The Institute of Directors (IoD) has argued that changing the decision to increase national insurance contributions would generate higher tax receipts in the longer run.
Instead of taking money out of the economy, as some economists have claimed, a reversal of the NIC hike would leave resources in the hands of businesses, allowing them to increase business investment and create new jobs, the IoD said.
So rather than imposing higher business taxes when the economy is fragile, the government should be encouraging firms to grow, boosting tax receipts on the rise in business profits that would follow.
To support its position, the IoD cited a survey of 1,800 of its members in which 43 per cent of respondents thought that the rise would discourage them from taking on new staff, and 76 per cent believed the increase would be negative for the economy.

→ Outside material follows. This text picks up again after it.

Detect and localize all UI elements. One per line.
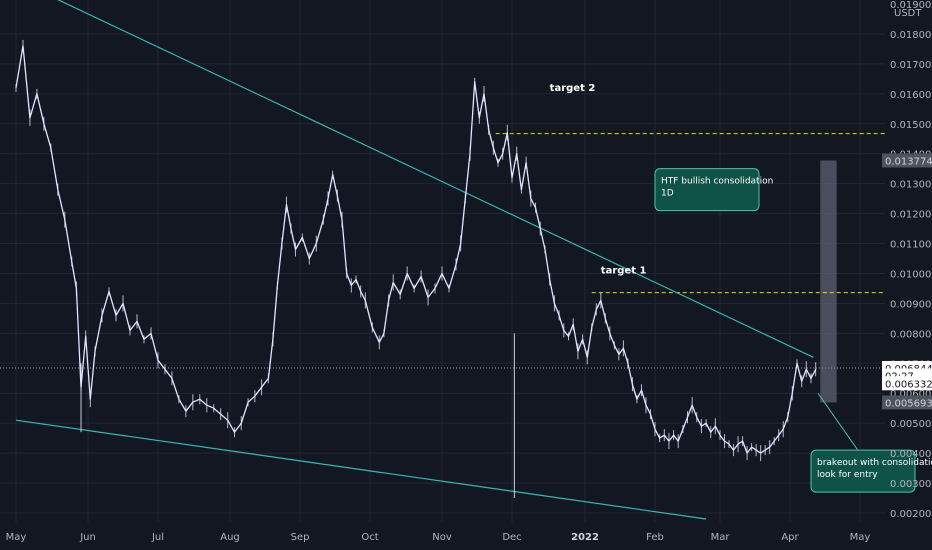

Given that eight out of ten of those respondents were directors of SMEs, the IoD insisted that the issue was one for all types and size of firm.
Greater emphasis, the IoD continued, needs to be put on reducing public spending.
Miles Templeman, the IoD’s director-general, said: “A reversal of the NIC hike would allow businesses to use those resources to increase business investment and create new jobs. Overtime this will help public finances far more than this tax rise, because we know that business growth will translate into ever higher tax receipts for the Treasury.
“Clearly we need to get the deficit down quickly, but the way to do that is to grasp the nettle on public sector spending, not with tax hikes on business. Of course, cutting spending involves some tough political decisions, but these will have to be taken sooner rather than later.”